The respondent submits that the appellant has not proved that the loan advanced has paid in full. There is no evidence that the appellant has been making payment towards the loan advanced.

The respondent submits that an order of injunction should not be granted since this will prejudice the rights of the bank as it waits the suit to be concluded.

The loan owed to the bank keeps earning interest. The respondent argues that the appellant is not likely to suffer irreparable loss. The balance of convenience according to the respondent tilts towards dismissing the application for injunction.

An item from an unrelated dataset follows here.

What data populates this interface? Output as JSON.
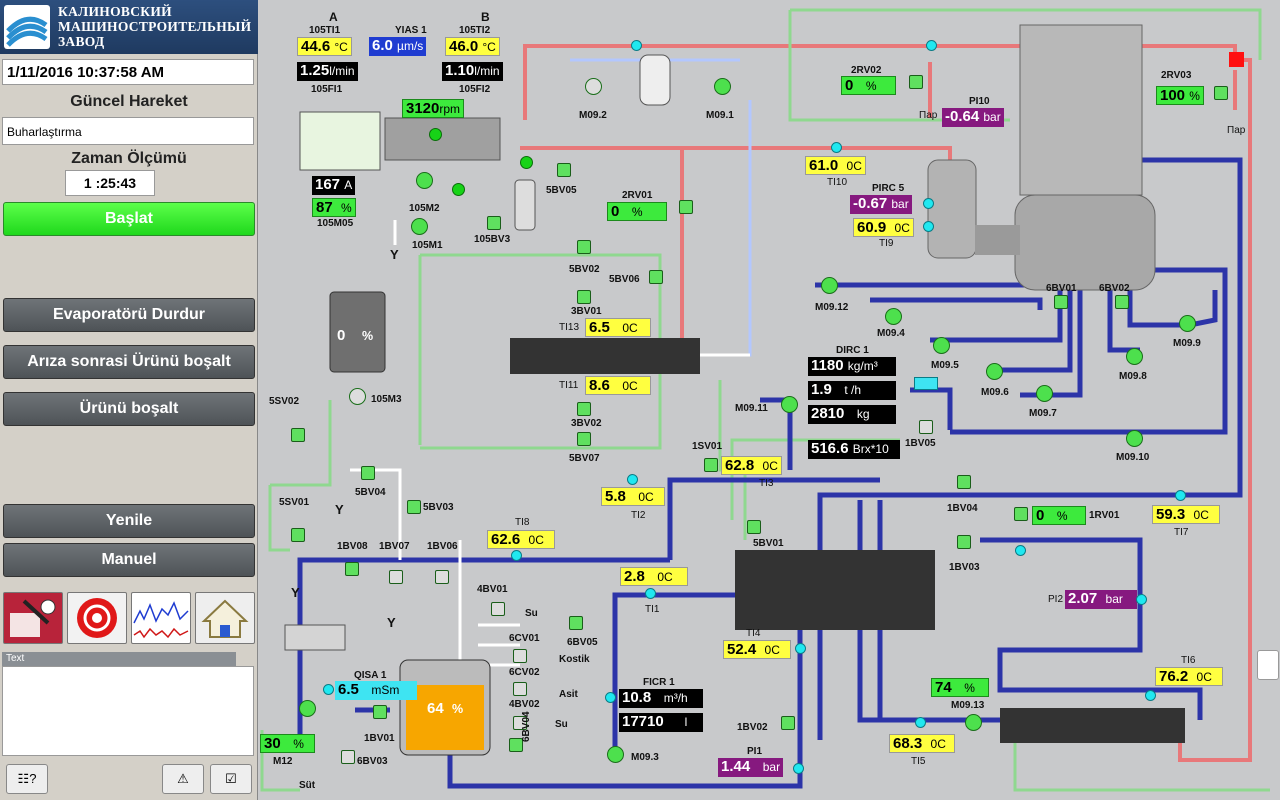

I have considered the application, the replying affidavit and rival submission and do find that the evidence on record is to the import that the appellant borrowed the money as alleged thus Kshs. 3,000,000. There is no evidence of repayment of the same. There is evidence of the 1st statutory notice dated 27/4/2017.

The second statutory notice giving the appellant 40 days to pay Kshs. 821,609. 91 as at 23/7/2017 failure of which the respondent was to exercise a remedy under Section 90 (3) (e) of the Land Act no 6 of 2012 and sell the charged land was given. The outstanding liability with the bank was at Kshs. 2,239,884. 43.

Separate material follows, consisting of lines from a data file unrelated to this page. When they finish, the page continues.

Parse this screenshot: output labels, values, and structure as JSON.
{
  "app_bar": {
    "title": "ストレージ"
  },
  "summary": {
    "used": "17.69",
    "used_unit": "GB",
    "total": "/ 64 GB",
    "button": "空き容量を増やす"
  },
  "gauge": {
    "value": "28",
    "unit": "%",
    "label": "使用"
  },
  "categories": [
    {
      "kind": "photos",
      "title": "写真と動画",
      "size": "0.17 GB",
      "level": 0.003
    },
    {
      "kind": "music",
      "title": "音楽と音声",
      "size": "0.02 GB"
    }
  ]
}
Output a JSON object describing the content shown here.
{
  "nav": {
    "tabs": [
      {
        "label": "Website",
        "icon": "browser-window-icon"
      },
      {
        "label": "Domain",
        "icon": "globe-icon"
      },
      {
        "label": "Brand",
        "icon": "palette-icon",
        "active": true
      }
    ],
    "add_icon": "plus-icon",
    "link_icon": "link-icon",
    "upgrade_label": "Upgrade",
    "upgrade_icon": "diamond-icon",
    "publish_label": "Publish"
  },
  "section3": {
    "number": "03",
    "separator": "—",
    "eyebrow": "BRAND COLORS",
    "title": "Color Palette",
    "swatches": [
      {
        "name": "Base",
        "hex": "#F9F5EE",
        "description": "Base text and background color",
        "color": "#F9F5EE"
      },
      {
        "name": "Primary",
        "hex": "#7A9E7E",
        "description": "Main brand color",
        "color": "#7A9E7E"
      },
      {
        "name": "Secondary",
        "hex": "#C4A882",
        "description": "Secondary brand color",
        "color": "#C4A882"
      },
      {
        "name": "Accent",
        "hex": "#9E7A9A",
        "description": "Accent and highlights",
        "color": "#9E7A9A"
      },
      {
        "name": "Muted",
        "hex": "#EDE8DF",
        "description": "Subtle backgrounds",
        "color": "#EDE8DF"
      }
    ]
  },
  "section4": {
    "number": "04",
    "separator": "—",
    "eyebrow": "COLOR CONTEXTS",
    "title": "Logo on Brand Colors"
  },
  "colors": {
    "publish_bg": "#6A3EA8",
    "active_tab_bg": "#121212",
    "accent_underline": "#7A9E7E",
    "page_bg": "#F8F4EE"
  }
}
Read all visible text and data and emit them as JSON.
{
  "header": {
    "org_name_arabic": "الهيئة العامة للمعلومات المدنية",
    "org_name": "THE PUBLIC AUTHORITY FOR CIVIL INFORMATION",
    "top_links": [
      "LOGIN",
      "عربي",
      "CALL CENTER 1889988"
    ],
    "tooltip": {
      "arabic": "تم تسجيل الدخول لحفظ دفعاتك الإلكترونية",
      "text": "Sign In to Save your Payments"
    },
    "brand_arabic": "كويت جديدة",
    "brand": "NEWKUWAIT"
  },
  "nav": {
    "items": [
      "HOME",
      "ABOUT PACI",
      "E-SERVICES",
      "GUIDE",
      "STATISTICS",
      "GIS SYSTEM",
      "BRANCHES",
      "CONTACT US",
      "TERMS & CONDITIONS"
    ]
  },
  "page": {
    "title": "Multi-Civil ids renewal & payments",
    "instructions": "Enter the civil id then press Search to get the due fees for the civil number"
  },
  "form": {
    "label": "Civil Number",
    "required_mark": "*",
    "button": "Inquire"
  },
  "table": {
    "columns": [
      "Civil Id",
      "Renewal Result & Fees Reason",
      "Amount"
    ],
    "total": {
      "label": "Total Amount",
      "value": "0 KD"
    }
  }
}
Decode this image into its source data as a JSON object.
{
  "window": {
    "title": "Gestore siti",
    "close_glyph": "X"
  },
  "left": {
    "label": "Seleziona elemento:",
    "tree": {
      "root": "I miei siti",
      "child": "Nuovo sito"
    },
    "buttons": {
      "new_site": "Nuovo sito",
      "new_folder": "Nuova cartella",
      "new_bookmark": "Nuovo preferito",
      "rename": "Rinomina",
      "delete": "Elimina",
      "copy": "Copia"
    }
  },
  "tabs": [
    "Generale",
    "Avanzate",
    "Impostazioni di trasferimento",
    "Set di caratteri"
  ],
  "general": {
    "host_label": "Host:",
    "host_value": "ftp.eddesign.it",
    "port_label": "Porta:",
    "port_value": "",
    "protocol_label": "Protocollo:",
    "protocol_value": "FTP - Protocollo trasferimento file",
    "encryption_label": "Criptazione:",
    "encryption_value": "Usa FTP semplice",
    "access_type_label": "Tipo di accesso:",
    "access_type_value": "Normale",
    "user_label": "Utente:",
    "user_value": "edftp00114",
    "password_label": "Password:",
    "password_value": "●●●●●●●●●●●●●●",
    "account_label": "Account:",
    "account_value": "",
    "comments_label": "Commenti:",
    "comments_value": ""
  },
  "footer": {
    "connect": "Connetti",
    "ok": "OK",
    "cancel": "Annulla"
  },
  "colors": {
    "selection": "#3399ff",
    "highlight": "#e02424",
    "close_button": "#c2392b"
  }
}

I do find that with the evidence that the appellant is owing the respondent money, the appellant has not demonstrated a prima facie case with a probability of success. Moreover, I do find that the appellant offered the two suit properties as securities for a loan of Kshs. 3,000,000. The two securities are now commodities of trade and subject for sale. The upshot of this is that the application is not allowed. Costs to the respondent.

DATED, SIGNED AND DELIVERED AT KISUMU THIS 3RD DAY OF SEPTEMBER, 2021

ANTONY OMBWAYO

JUDGE

This Ruling has been delivered to the parties by electronic mail due to measures restricting court operations due to the COVID-19 pandemic and in the light of the directions issued by his Lordship, the Chief Justice on 15th March 2019.